Top Food Film: My Bakery In Brooklyn
Directed By Gustavo Ron and written by Francisco Zeegers and Ron, My Bakery in Brooklyn ( 100 minutes) has all the ambitions of an Umbrellas of Cherbourg and almost reaches it.
Vivien and Chloe, two cousins living in Brooklyn, have been inseparable ever since they were children. Their aunt (Linda Lavin) is the owner of a not particularly profitable quaint Boulangerie in a Brooklyn neighborhood changing from elderly residents to young hipsters.
This is reflected in the two cousins. Vivian is a proponent of the classic style of baking and Chloe is more insistent on updating the shop.
Auntie dies suddenly, just as Vivien is about to embark on her dream trip to Europe. She stays behind to help run the shop with Chloe, a chef’s assistant for a popular daytime cooking show, who feels they should put a modern spin on things.

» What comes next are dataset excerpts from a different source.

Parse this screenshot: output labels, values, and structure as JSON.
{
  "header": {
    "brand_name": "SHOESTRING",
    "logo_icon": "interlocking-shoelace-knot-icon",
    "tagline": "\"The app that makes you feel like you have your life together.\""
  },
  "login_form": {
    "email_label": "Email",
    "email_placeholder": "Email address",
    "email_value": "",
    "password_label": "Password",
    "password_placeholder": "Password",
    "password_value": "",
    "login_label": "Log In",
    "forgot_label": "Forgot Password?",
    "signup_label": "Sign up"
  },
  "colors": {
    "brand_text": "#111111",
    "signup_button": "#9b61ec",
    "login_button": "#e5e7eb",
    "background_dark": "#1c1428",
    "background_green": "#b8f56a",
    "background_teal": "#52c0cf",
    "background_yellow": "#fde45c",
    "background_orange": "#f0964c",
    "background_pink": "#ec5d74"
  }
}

To complete the picture, the bank reveals that the Boulangerie is in danger of being foreclosed – the news delivered by a handsome young man attracted to Vivien, the two decide to preserve their family’s legacy.
The opening scene shows a food fight, going back through flashback to they split the shop in half with a blank line in the middle and each runs her business as she sees fit. Things heat up as they’re forced to fight over every customer who walks in the door.
The pieces are there and in a manner of deus ex machina Lillian and Chloe learn to subdue their differences and work together as a team in order to save the bakery and live happily ever after.